Commentary: Public opinion may force researchers to seek “opt in” consent for all studies

Tom Wilkie 1

What is informed consent for? Historically, there has been a clear line of development since the concept was first articulated a century ago in regulations from the Prussian Ministry of Health. The stipulation that researchers should seek informed consent followed a scandal in which people had been infected with syphilis, without even knowing that they had been participating in research. Informed consent was a fundamental article of the Nuremberg Code, which formed part of the final judgment at the Nazi doctors' trial. Surprisingly, from today's perspective, the Nuremberg Code and its requirement for consent were not seen as relevant in British or American research practice in the years after the second world war. It was only after revelations of abuse by Maurice Pappworth and Henry Beecher in the United Kingdom and the United States that formal safeguards were introduced, leading in the United Kingdom to the system of research ethics committees that we have today.2-1,2-2

Consent is part of that system of safeguards applying to research that might put human participants at risk of harm. In the case of the paper by Heaney et al the research being carried out was not even remotely likely to cause harm to any of the research participants. The project was intended to find out whether the provision of information would affect people's use of health services. So it is perfectly understandable that the research ethics committee decided that the normal procedure of consenting to participate was not needed and instead allowed an opt out process.
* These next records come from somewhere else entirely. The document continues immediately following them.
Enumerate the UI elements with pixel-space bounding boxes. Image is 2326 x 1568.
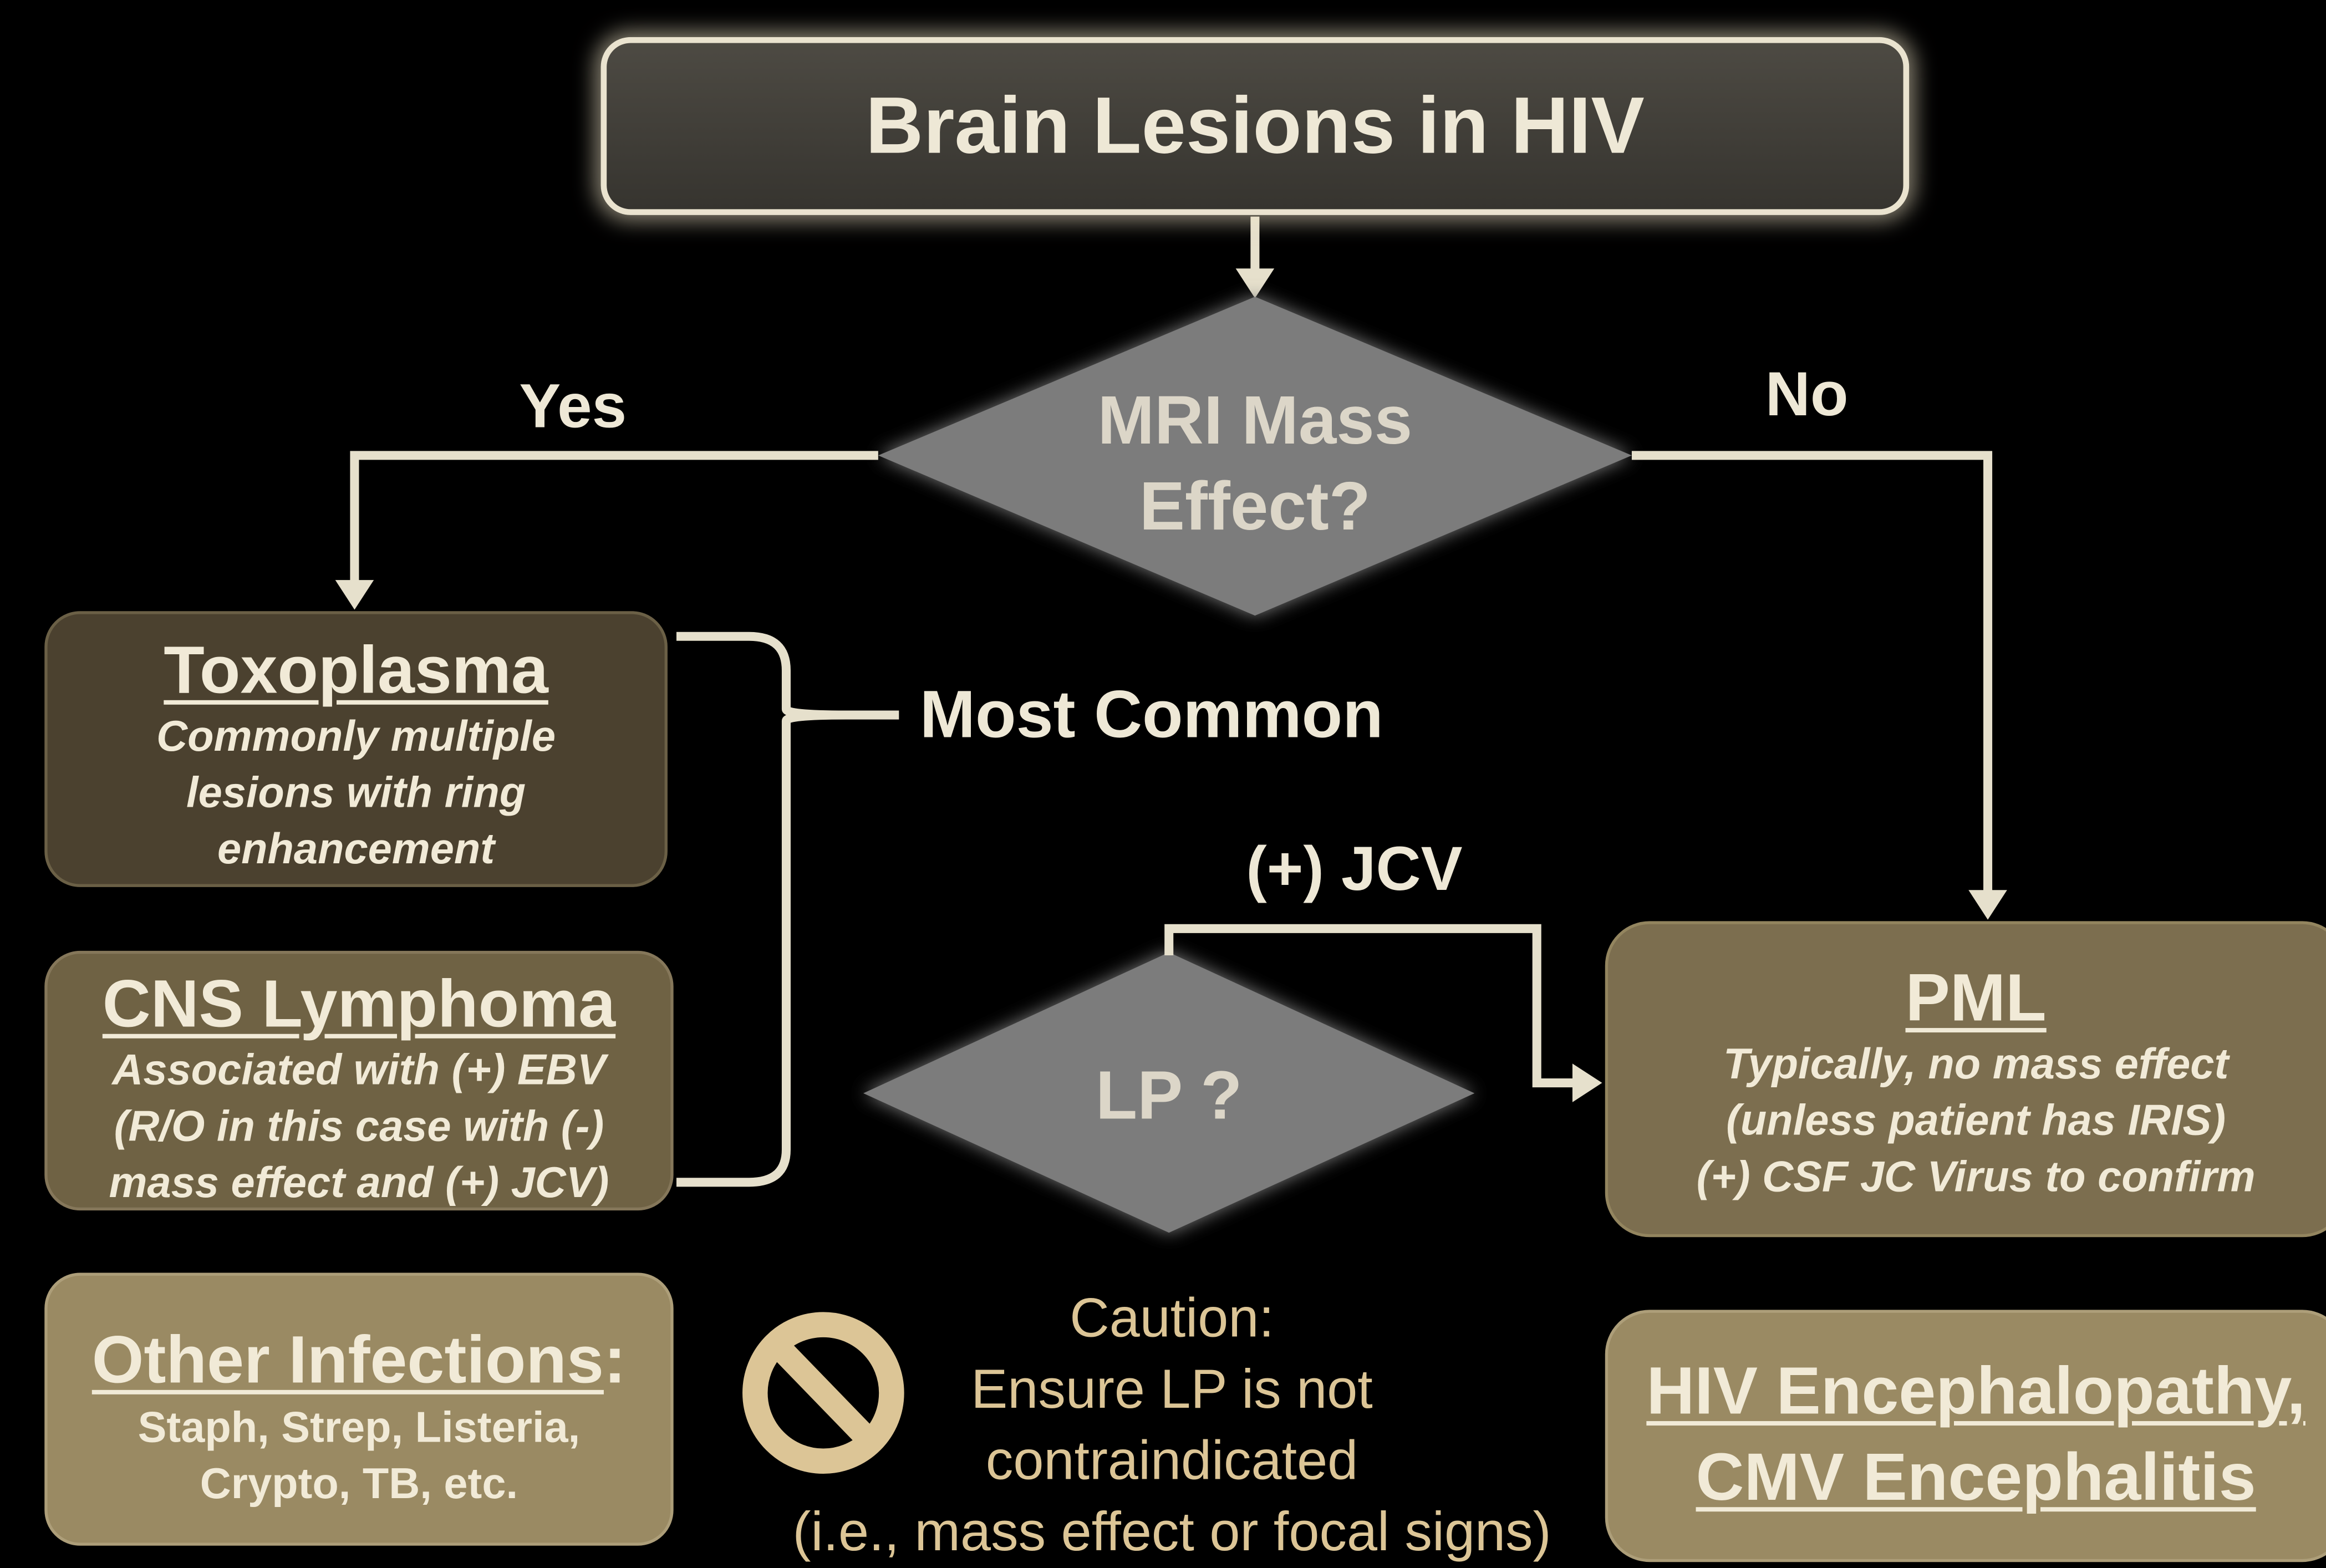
arrow-jcv-path bbox=[1164, 924, 1576, 1088]
caution-note: Caution: Ensure LP is not contraindicate… bbox=[756, 1283, 1587, 1568]
toxoplasma-heading: Toxoplasma bbox=[164, 632, 548, 708]
decision-diamond-mri bbox=[878, 297, 1632, 616]
arrow-yes-path bbox=[350, 451, 878, 586]
other-infections-line-2: Crypto, TB, etc. bbox=[200, 1461, 518, 1509]
cns-lymphoma-line-3: mass effect and (+) JCV) bbox=[109, 1160, 609, 1208]
lp-decision-label: LP ? bbox=[1050, 1056, 1287, 1133]
hiv-encephalopathy-line-1: HIV Encephalopathy, bbox=[1646, 1352, 2305, 1429]
no-entry-icon bbox=[742, 1312, 904, 1474]
page-title: Brain Lesions in HIV bbox=[865, 82, 1645, 171]
most-common-brace bbox=[676, 632, 899, 1187]
pml-heading: PML bbox=[1905, 959, 2047, 1036]
most-common-label: Most Common bbox=[919, 676, 1383, 752]
other-infections-colon: : bbox=[603, 1321, 627, 1398]
toxoplasma-box: Toxoplasma Commonly multiple lesions wit… bbox=[44, 611, 668, 887]
caution-line-2: Ensure LP is not bbox=[971, 1358, 1373, 1420]
other-infections-heading: Other Infections bbox=[91, 1321, 604, 1398]
arrow-head-yes bbox=[335, 580, 374, 610]
cns-lymphoma-heading: CNS Lymphoma bbox=[102, 965, 616, 1042]
other-infections-line-1: Staph, Strep, Listeria, bbox=[138, 1404, 581, 1453]
hiv-encephalopathy-box: HIV Encephalopathy, CMV Encephalitis bbox=[1605, 1310, 2326, 1562]
title-box: Brain Lesions in HIV bbox=[600, 37, 1910, 215]
decision-diamond-lp bbox=[863, 952, 1475, 1233]
other-infections-heading-row: Other Infections: bbox=[48, 1320, 671, 1400]
caution-line-3: contraindicated bbox=[985, 1430, 1358, 1491]
other-infections-box: Other Infections: Staph, Strep, Listeria… bbox=[44, 1272, 674, 1546]
toxoplasma-line-2: lesions with ring bbox=[186, 770, 526, 818]
mri-decision-label: MRI Mass Effect? bbox=[1077, 377, 1433, 549]
cns-lymphoma-box: CNS Lymphoma Associated with (+) EBV (R/… bbox=[44, 950, 674, 1211]
caution-line-4: (i.e., mass effect or focal signs) bbox=[792, 1501, 1551, 1562]
pml-line-3: (+) CSF JC Virus to confirm bbox=[1696, 1154, 2256, 1202]
pml-line-2: (unless patient has IRIS) bbox=[1726, 1097, 2226, 1146]
arrow-no-path bbox=[1631, 451, 1993, 896]
hiv-encephalopathy-line-2: CMV Encephalitis bbox=[1696, 1439, 2256, 1515]
mri-label-line1: MRI Mass bbox=[1097, 381, 1413, 459]
pml-line-1: Typically, no mass effect bbox=[1723, 1041, 2229, 1089]
toxoplasma-line-3: enhancement bbox=[217, 826, 495, 874]
branch-no-label: No bbox=[1765, 359, 1849, 429]
arrow-head-jcv bbox=[1572, 1063, 1602, 1102]
jcv-label: (+) JCV bbox=[1246, 833, 1463, 904]
caution-line-1: Caution: bbox=[1070, 1287, 1274, 1348]
branch-yes-label: Yes bbox=[519, 370, 627, 441]
arrow-head-mri bbox=[1235, 268, 1275, 298]
lp-label-text: LP ? bbox=[1095, 1056, 1243, 1134]
toxoplasma-line-1: Commonly multiple bbox=[156, 713, 556, 761]
pml-box: PML Typically, no mass effect (unless pa… bbox=[1605, 921, 2326, 1238]
cns-lymphoma-line-2: (R/O in this case with (-) bbox=[114, 1103, 604, 1152]
mri-label-line2: Effect? bbox=[1139, 467, 1371, 544]
arrow-head-no bbox=[1968, 890, 2007, 920]
cns-lymphoma-line-1: Associated with (+) EBV bbox=[112, 1047, 606, 1095]
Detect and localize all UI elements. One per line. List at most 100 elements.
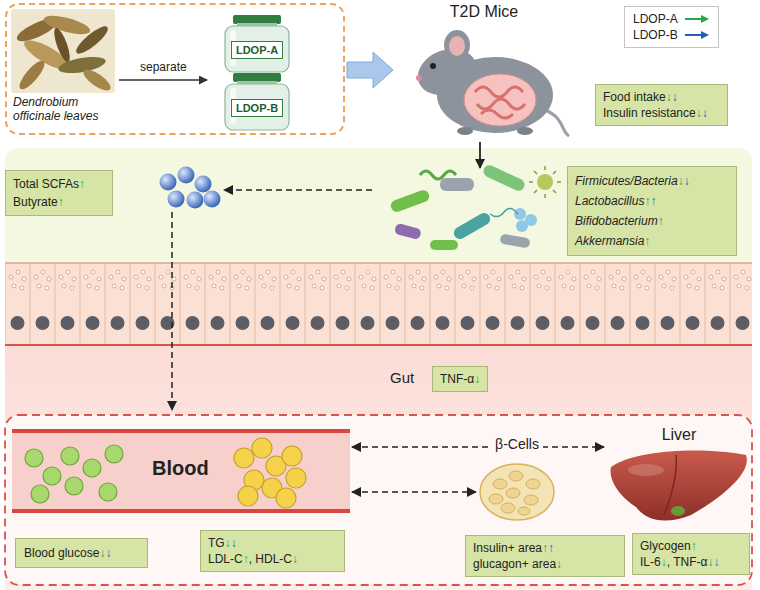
flow-arrow bbox=[171, 212, 173, 410]
trend-arrow: ↓ bbox=[474, 372, 480, 386]
node-text: Akkermansia↑ bbox=[575, 231, 729, 251]
trend-arrow: ↓ bbox=[99, 546, 105, 560]
bacteria bbox=[516, 220, 528, 232]
node-text: TG↓↓ bbox=[208, 535, 337, 551]
blood-vessel bbox=[12, 429, 350, 433]
blood-vessel bbox=[105, 445, 123, 463]
legend-entry: LDOP-B bbox=[633, 27, 710, 43]
blood-vessel bbox=[25, 449, 43, 467]
trend-arrow: ↑ bbox=[644, 234, 650, 248]
mouse-figure bbox=[545, 110, 569, 136]
node-text: Insulin resistance↓↓ bbox=[603, 105, 720, 121]
blood-vessel bbox=[286, 468, 306, 488]
bacteria bbox=[440, 178, 474, 191]
blood-vessel: Blood bbox=[12, 428, 350, 514]
scfa-molecules bbox=[178, 167, 195, 184]
node-text: Butyrate↑ bbox=[13, 193, 105, 211]
source-panel bbox=[73, 23, 111, 58]
beta-cell-cluster bbox=[518, 507, 530, 515]
node-text: Lactobacillus↑↑ bbox=[575, 191, 729, 211]
mouse-figure bbox=[517, 127, 533, 135]
tissue-ground bbox=[5, 345, 752, 590]
mouse-figure bbox=[457, 127, 473, 135]
tissue-ground bbox=[5, 345, 752, 590]
source-panel bbox=[51, 26, 73, 63]
effect-box: Firmicutes/Bacteria↓↓Lactobacillus↑↑Bifi… bbox=[567, 166, 737, 256]
bacteria bbox=[490, 208, 518, 216]
legend-swatch bbox=[684, 30, 710, 40]
bacteria bbox=[389, 189, 431, 214]
dashed-connector bbox=[352, 446, 604, 448]
bacteria bbox=[452, 211, 493, 241]
beta-cell-cluster: β-Cells bbox=[478, 462, 556, 522]
node-text: Food intake↓↓ bbox=[603, 89, 720, 105]
blood-vessel bbox=[99, 483, 117, 501]
scfa-molecules bbox=[160, 167, 221, 209]
blood-vessel bbox=[12, 432, 350, 510]
node-text: Blood glucose↓↓ bbox=[24, 545, 139, 561]
legend-text: LDOP-B bbox=[633, 27, 678, 43]
node-text: Total SCFAs↑ bbox=[13, 175, 105, 193]
trend-arrow: ↓ bbox=[684, 174, 690, 188]
beta-cell-cluster bbox=[478, 462, 556, 522]
liver-figure bbox=[628, 464, 664, 476]
scfa-molecules bbox=[168, 191, 185, 208]
trend-arrow: ↓ bbox=[672, 90, 678, 104]
node-text: Glycogen↑ bbox=[640, 538, 742, 554]
beta-cell-cluster bbox=[493, 479, 507, 489]
flow-arrow bbox=[347, 52, 393, 88]
mouse-figure bbox=[416, 75, 422, 81]
trend-arrow: ↓ bbox=[292, 552, 298, 566]
beta-cell-cluster bbox=[489, 494, 503, 504]
node-text: Insulin+ area↑↑ bbox=[473, 540, 617, 556]
node-text: Bifidobacterium↑ bbox=[575, 211, 729, 231]
flow-arrow bbox=[224, 189, 372, 191]
trend-arrow: ↓ bbox=[702, 106, 708, 120]
source-panel bbox=[42, 12, 92, 38]
organ-panel bbox=[5, 415, 752, 585]
beta-cell-cluster bbox=[489, 471, 540, 515]
trend-arrow: ↑ bbox=[58, 195, 64, 209]
effect-box: Glycogen↑IL-6↓, TNF-α↓↓ bbox=[632, 533, 750, 575]
organ-panel bbox=[5, 415, 752, 585]
node-text: IL-6↓, TNF-α↓↓ bbox=[640, 554, 742, 570]
epithelium bbox=[5, 263, 752, 345]
process-label: separate bbox=[140, 60, 187, 75]
beta-cell-cluster bbox=[524, 495, 538, 505]
mouse-figure bbox=[430, 63, 436, 69]
trend-arrow: ↓ bbox=[666, 90, 672, 104]
dashed-connector bbox=[352, 491, 476, 493]
mouse-figure bbox=[395, 0, 573, 140]
bacteria bbox=[430, 240, 458, 250]
bacteria bbox=[482, 163, 527, 192]
scfa-molecules bbox=[187, 192, 204, 209]
blood-vessel bbox=[12, 509, 350, 513]
liver-figure bbox=[664, 455, 676, 515]
legend-swatch bbox=[701, 15, 709, 23]
trend-arrow: ↓ bbox=[231, 536, 237, 550]
blood-vessel bbox=[234, 448, 254, 468]
source-panel bbox=[119, 79, 207, 81]
effect-box: TNF-α↓ bbox=[432, 366, 488, 392]
legend: LDOP-ALDOP-B bbox=[624, 6, 719, 48]
trend-arrow: ↑ bbox=[644, 194, 650, 208]
mouse-figure: T2D Mice bbox=[395, 0, 573, 140]
extract-jar bbox=[225, 84, 289, 130]
scfa-molecules bbox=[195, 176, 212, 193]
blood-vessel bbox=[83, 459, 101, 477]
mouse-figure bbox=[464, 74, 536, 126]
blood-vessel bbox=[276, 488, 296, 508]
effect-box: Food intake↓↓Insulin resistance↓↓ bbox=[595, 84, 728, 126]
legend-swatch bbox=[685, 18, 703, 20]
extract-jar: LDOP-A bbox=[217, 15, 297, 73]
trend-arrow: ↓ bbox=[225, 536, 231, 550]
legend-swatch bbox=[684, 14, 710, 24]
node-label: Dendrobium officinale leaves bbox=[13, 95, 121, 123]
mouse-figure bbox=[444, 30, 470, 60]
flow-arrow bbox=[479, 142, 481, 168]
trend-arrow: ↑ bbox=[79, 177, 85, 191]
trend-arrow: ↑ bbox=[691, 539, 697, 553]
beta-cell-cluster bbox=[501, 503, 515, 513]
node-text: Firmicutes/Bacteria↓↓ bbox=[575, 171, 729, 191]
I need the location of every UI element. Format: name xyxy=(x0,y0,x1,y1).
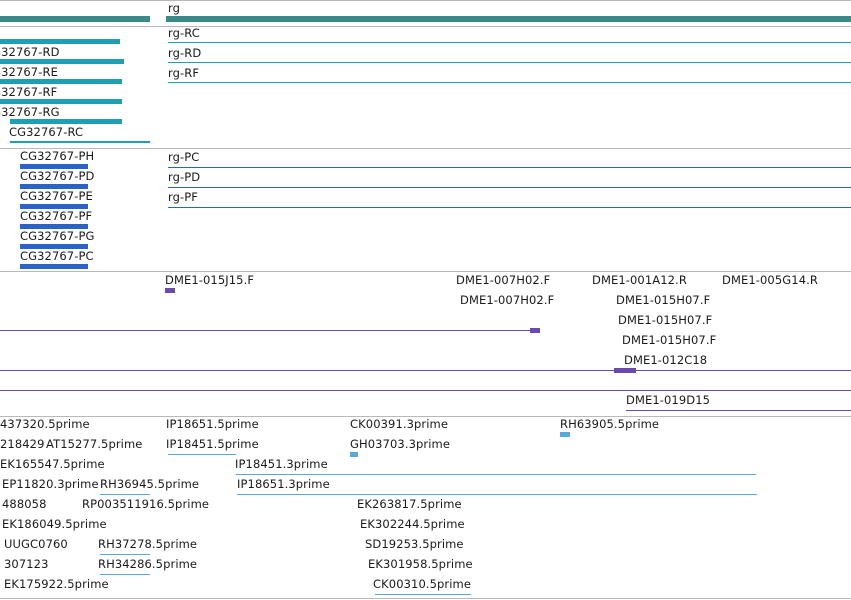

However, public attitudes in Britain towards medicine, science, and research are in a state of flux. One emerging element suggests that the traditional rationale for seeking consent may need to be supplemented. Under this new model consent would have to be sought not only as a protection against harm, but as an acknowledgement that those who participate in research as volunteer “subjects” have a status equally worthy of respect as those who participate as researchers. The clearest expression of this is to be found in the Bristol inquiry's interim report on retention of organs.2-3 Some preliminary research sponsored by the Medical Research Council and the Wellcome Trust into public attitudes to DNA sample collections also revealed that seeking consent was seen as a mark of respect as well as, or even more than, a way of preventing harm.2-4

It is too early to be certain that social change will drive this new rationale for seeking consent, but if it does then even innocuous studies would require the full opt in, informed consent procedure in the future. I am advocating that we should not go down this route for two reasons: the cost and delay to research that would be involved; and the risk that embarking on such a route may take us into the same territory as US bioethics, with its heavy overemphasis on autonomy and respect for people at the expense of other virtues (such as the duty of care) or ethical principles that we might equally want to promote. I advocate, however, that researchers and their ethics committees think clearly about what informed consent is for and take care that their rationales keep step with public attitudes in what are confusing and changing times.